The Economic Benefits of Pennsylvania’s Competitive Market are Clear

Electricity competition is at an important crossroads in Pennsylvania. Six months ago, rate caps expired in one Pennsylvania utility’s service area, and six months from now rate caps expire in the rest of the state. For the first time, the state’s entire retail market will be open to competitive forces.
 
But already, the success of competition is clear. Wholesale electricity prices are decreasing, and hundreds of thousands of consumers are switching power suppliers to obtain lower-cost electricity than is available from their incumbent utility suppliers.
 
This reality tells a different story than recent references by some to a flawed study which led to misguided conclusions of higher consumer rates. As Steve Elsea, Director of Energy Services for COMPETE member Leggett & Platt Inc., recently testified at a Pennsylvania State Senate hearing: 

“Leggett operates two production plants in Pennsylvania and competition has directly benefited our business through demand response strategies, energy efficiency upgrades, and the ability to shop for competitive suppliers.”

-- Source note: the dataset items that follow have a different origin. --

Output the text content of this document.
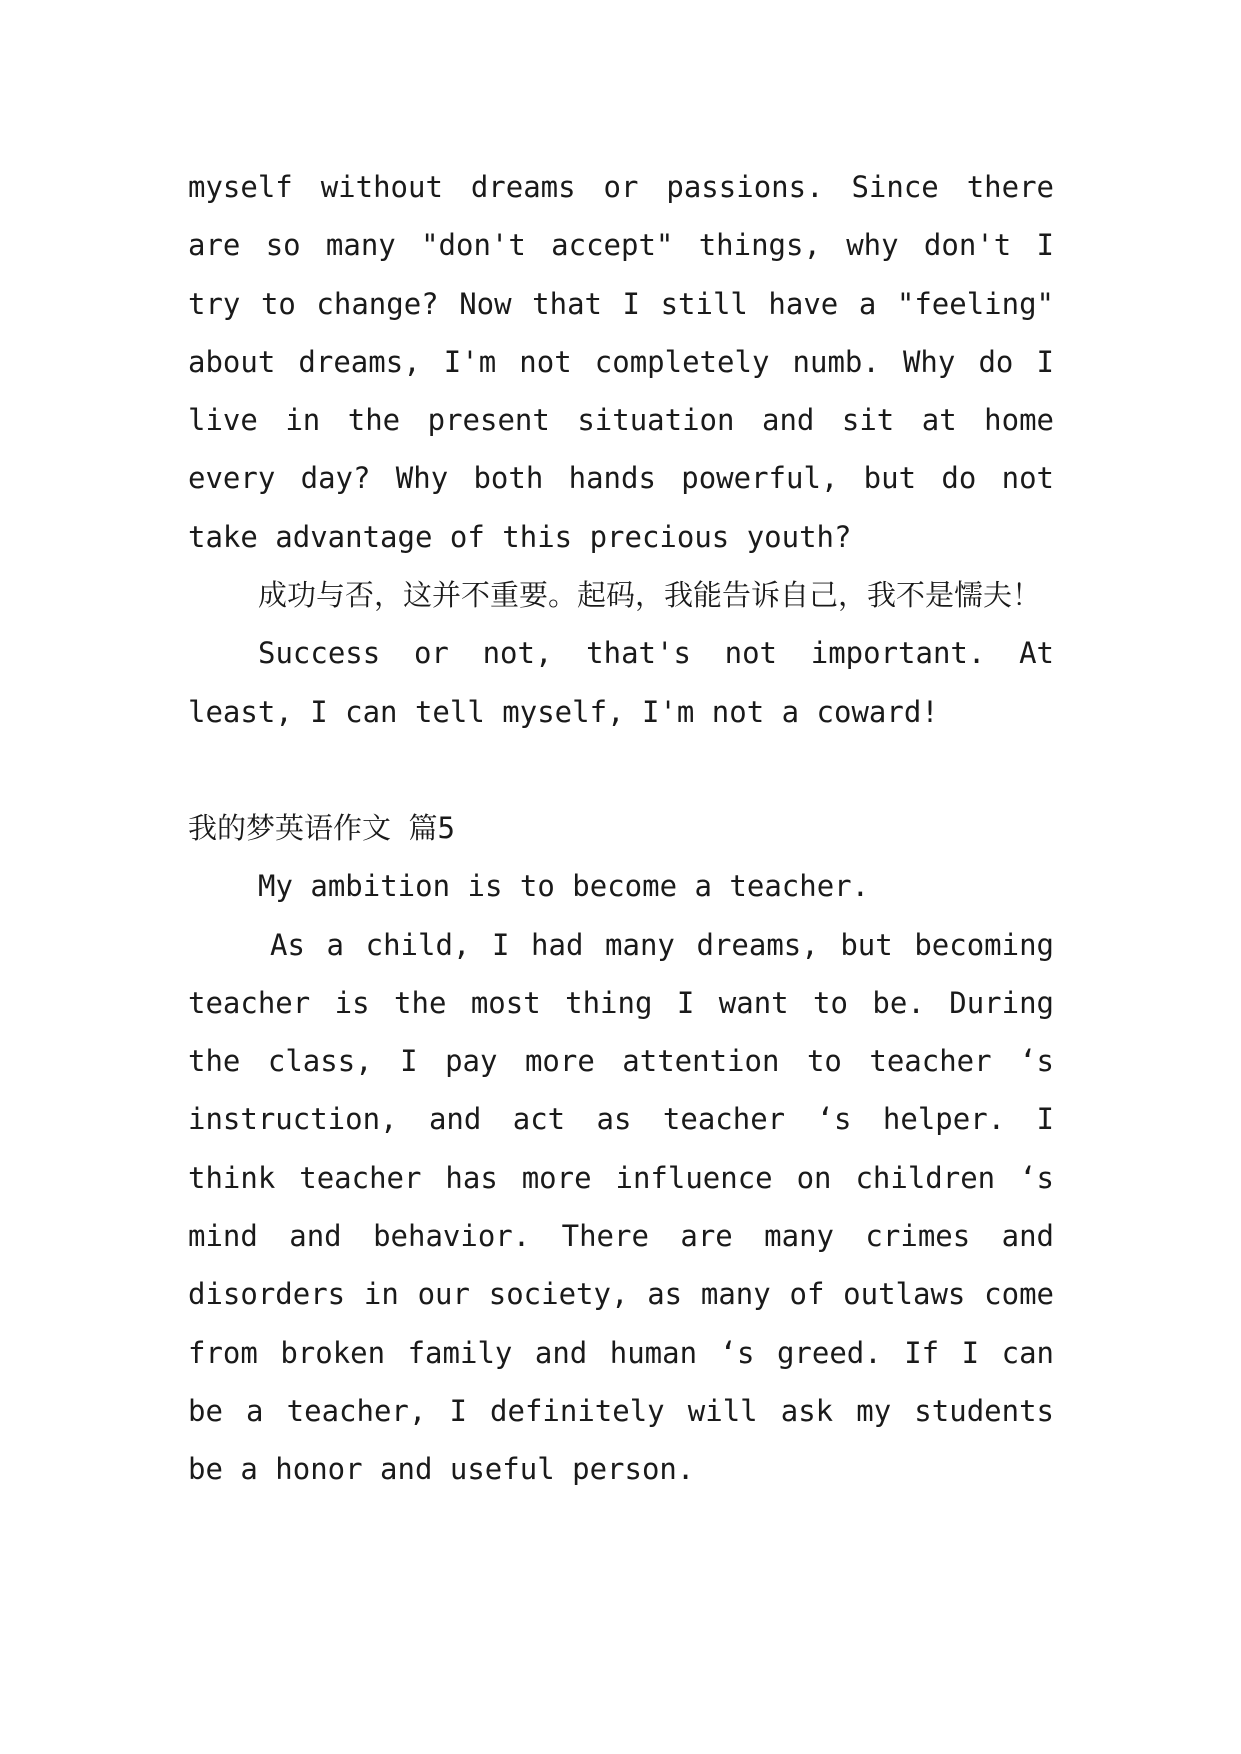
myself without dreams or passions. Since there are so many "don't accept" things, why don't I try to change? Now that I still have a "feeling" about dreams, I'm not completely numb. Why do I live in the present situation and sit at home every day? Why both hands powerful, but do not take advantage of this precious youth?

成功与否，这并不重要。起码，我能告诉自己，我不是懦夫！

Success or not, that's not important. At least, I can tell myself, I'm not a coward!

我的梦英语作文 篇5

My ambition is to become a teacher.

As a child, I had many dreams, but becoming teacher is the most thing I want to be. During the class, I pay more attention to teacher ‘s instruction, and act as teacher ‘s helper. I think teacher has more influence on children ‘s mind and behavior. There are many crimes and disorders in our society, as many of outlaws come from broken family and human ‘s greed. If I can be a teacher, I definitely will ask my students be a honor and useful person.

In PPL Electric Utilities’ service territory, nearly two-thirds of the electricity delivered is being purchased from alternative energy suppliers. In fact, the PPL market has had higher switching rates than any competitive energy market at opening or rate cap expiration, according to energy industry analyst KEMA. As of this week, 442,000 PPL customers – 32 percent of total customers – have chosen a different power supplier. This represents 373,000 residential customers and 69,000 commercial and industrial customers, totals considered “astounding” by the state’s Public Utilities Commission Chairman. 

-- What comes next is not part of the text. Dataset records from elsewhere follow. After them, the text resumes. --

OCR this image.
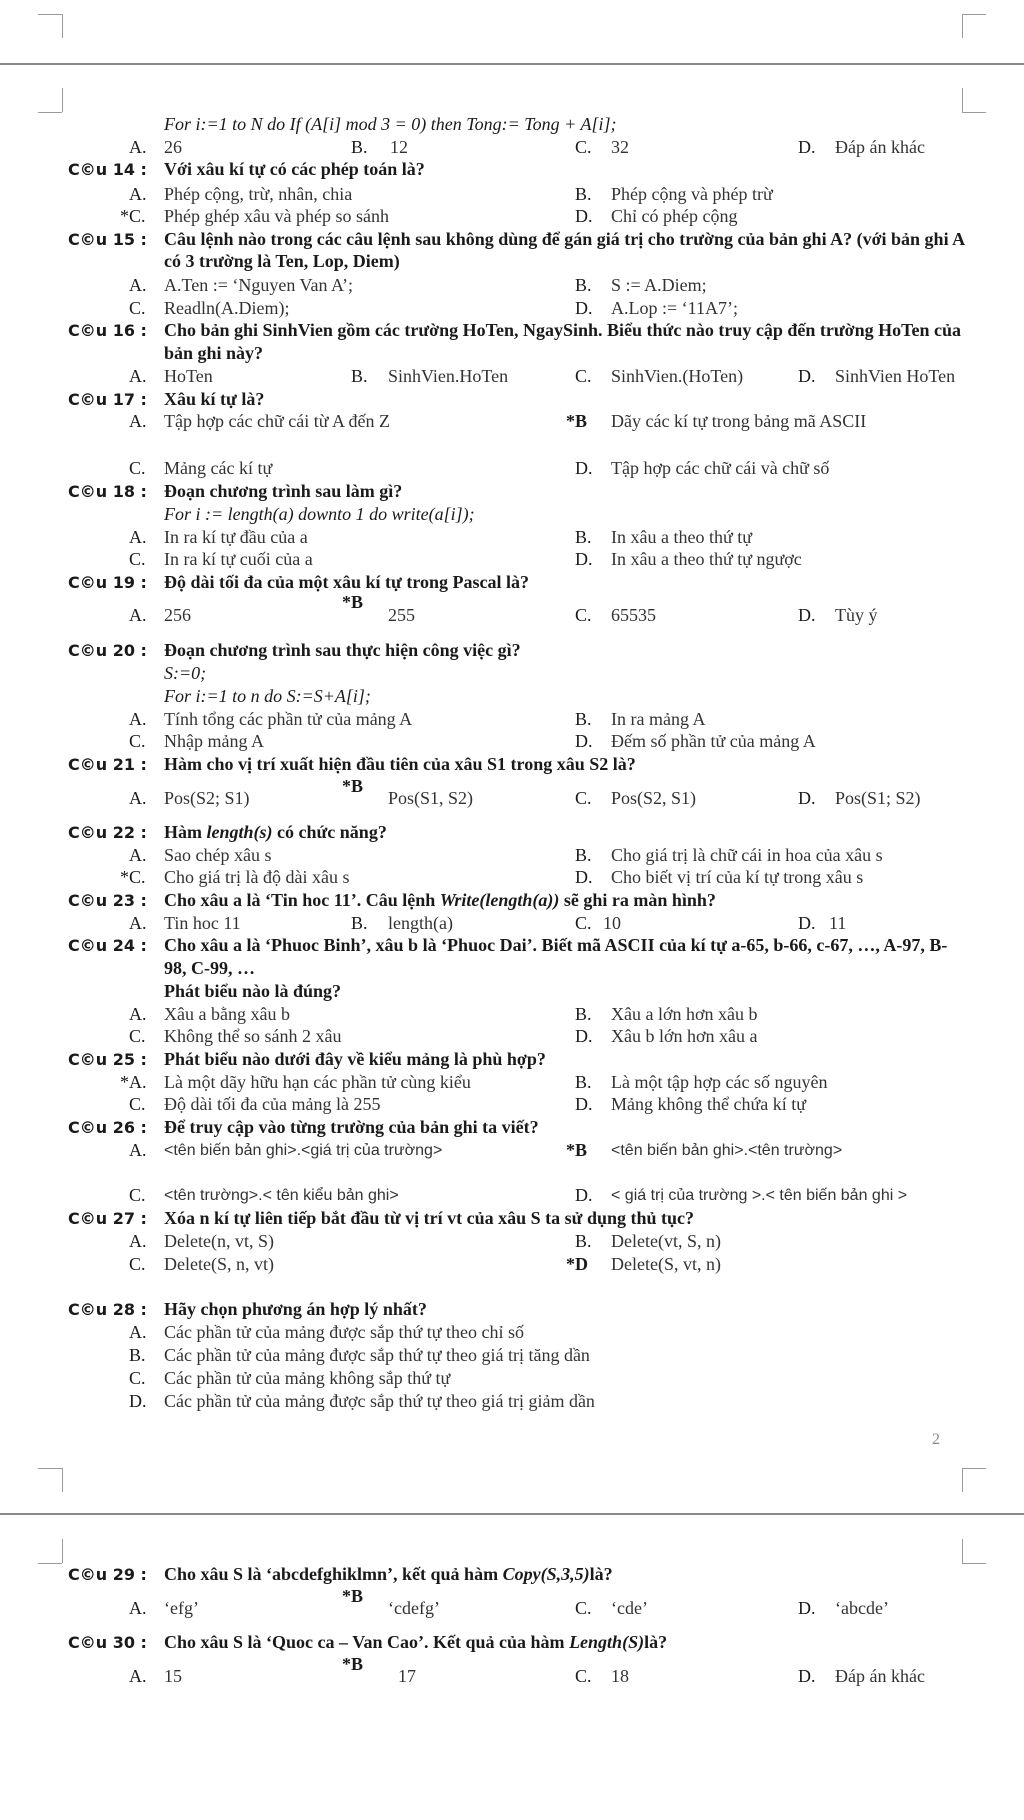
For i:=1 to N do If (A[i] mod 3 = 0) then Tong:= Tong + A[i];
A. 26	B. 12	C. 32	D. Đáp án khác
C©u 14 : Với xâu kí tự có các phép toán là?
A. Phép cộng, trừ, nhân, chia	B. Phép cộng và phép trừ
*C. Phép ghép xâu và phép so sánh	D. Chỉ có phép cộng
C©u 15 : Câu lệnh nào trong các câu lệnh sau không dùng để gán giá trị cho trường của bản ghi A? (với bản ghi A
có 3 trường là Ten, Lop, Diem)
A. A.Ten := ‘Nguyen Van A’;	B. S := A.Diem;
C. Readln(A.Diem);	D. A.Lop := ‘11A7’;
C©u 16 : Cho bản ghi SinhVien gồm các trường HoTen, NgaySinh. Biểu thức nào truy cập đến trường HoTen của
bản ghi này?
A. HoTen	B. SinhVien.HoTen	C. SinhVien.(HoTen)	D. SinhVien HoTen
C©u 17 : Xâu kí tự là?
A. Tập hợp các chữ cái từ A đến Z	*B Dãy các kí tự trong bảng mã ASCII
C. Mảng các kí tự	D. Tập hợp các chữ cái và chữ số
C©u 18 : Đoạn chương trình sau làm gì?
For i := length(a) downto 1 do write(a[i]);
A. In ra kí tự đầu của a	B. In xâu a theo thứ tự
C. In ra kí tự cuối của a	D. In xâu a theo thứ tự ngược
C©u 19 : Độ dài tối đa của một xâu kí tự trong Pascal là?
A. 256
*B
255	C. 65535	D. Tùy ý
C©u 20 : Đoạn chương trình sau thực hiện công việc gì?
S:=0;
For i:=1 to n do S:=S+A[i];
A. Tính tổng các phần tử của mảng A	B. In ra mảng A
C. Nhập mảng A	D. Đếm số phần tử của mảng A
C©u 21 : Hàm cho vị trí xuất hiện đầu tiên của xâu S1 trong xâu S2 là?
A. Pos(S2; S1)
*B
Pos(S1, S2)	C. Pos(S2, S1)	D. Pos(S1; S2)
C©u 22 : Hàm length(s) có chức năng?
A. Sao chép xâu s	B. Cho giá trị là chữ cái in hoa của xâu s
*C. Cho giá trị là độ dài xâu s	D. Cho biết vị trí của kí tự trong xâu s
C©u 23 : Cho xâu a là ‘Tin hoc 11’. Câu lệnh Write(length(a)) sẽ ghi ra màn hình?
A. Tin hoc 11	B. length(a)	C. 10	D. 11
C©u 24 : Cho xâu a là ‘Phuoc Binh’, xâu b là ‘Phuoc Dai’. Biết mã ASCII của kí tự a-65, b-66, c-67, …, A-97, B-
98, C-99, …
Phát biểu nào là đúng?
A. Xâu a bằng xâu b	B. Xâu a lớn hơn xâu b
C. Không thể so sánh 2 xâu	D. Xâu b lớn hơn xâu a
C©u 25 : Phát biểu nào dưới đây về kiểu mảng là phù hợp?
*A. Là một dãy hữu hạn các phần tử cùng kiểu	B. Là một tập hợp các số nguyên
C. Độ dài tối đa của mảng là 255	D. Mảng không thể chứa kí tự
C©u 26 : Để truy cập vào từng trường của bản ghi ta viết?
A. <tên biến bản ghi>.<giá trị của trường>	*B <tên biến bản ghi>.<tên trường>
C. <tên trường>.< tên kiểu bản ghi>	D. < giá trị của trường >.< tên biến bản ghi >
C©u 27 : Xóa n kí tự liên tiếp bắt đầu từ vị trí vt của xâu S ta sử dụng thủ tục?
A. Delete(n, vt, S)	B. Delete(vt, S, n)
C. Delete(S, n, vt)	*D Delete(S, vt, n)
C©u 28 : Hãy chọn phương án hợp lý nhất?
A. Các phần tử của mảng được sắp thứ tự theo chỉ số
B. Các phần tử của mảng được sắp thứ tự theo giá trị tăng dần
C. Các phần tử của mảng không sắp thứ tự
D. Các phần tử của mảng được sắp thứ tự theo giá trị giảm dần
2
C©u 29 : Cho xâu S là ‘abcdefghiklmn’, kết quả hàm Copy(S,3,5)là?
A. ‘efg’
*B
‘cdefg’	C. ‘cde’	D. ‘abcde’
C©u 30 : Cho xâu S là ‘Quoc ca – Van Cao’. Kết quả của hàm Length(S)là?
A. 15
*B
17	C. 18	D. Đáp án khác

Meanwhile, incumbent utilities and alternative suppliers are gearing up for pending rate cap expirations elsewhere in Pennsylvania by driving down prices and announcing more competitive energy options.
 
The price-to-beat for customers in Allegheny Energy’s service territory was lowered through a power auction to secure supply when rate caps expire in December. Residential customers are expected to see only a modest increase in their bills when rate caps expire in 2011, and some commercial and industrial customers may actually experience rate decreases. Price-to-beat refers to the rate an incumbent power supplier offers to customers in a competitive market, which alternative suppliers then compete against. 
 
In Central Pennsylvania’s Metropolitan Edison Co. service territory service area, an alternative energy supplier has already announced it would compete with the incumbent utility for customers when rate caps expire in December. Considering 14 alternative suppliers now compete in the PPL Electric Utilities service territory, MetEd consumer options will likely keep increasing as 2010 draws to a close.
 
Competitive markets have clearly benefited the Keystone State, and those benefits increase by the day. Prior to competition electric rates in the state were 15 percent higher than the national average, but they are now well below the national average.
 
Pennsylvania is expected to lead the nation in growth of competitive retail electricity sales through 2011. As the market continues to mature, competition’s economic and environmental benefits will become even more apparent. Only by keeping to door open to competition will all Pennsylvania consumers have the opportunity to benefit after remaining rate caps in the state expire next year.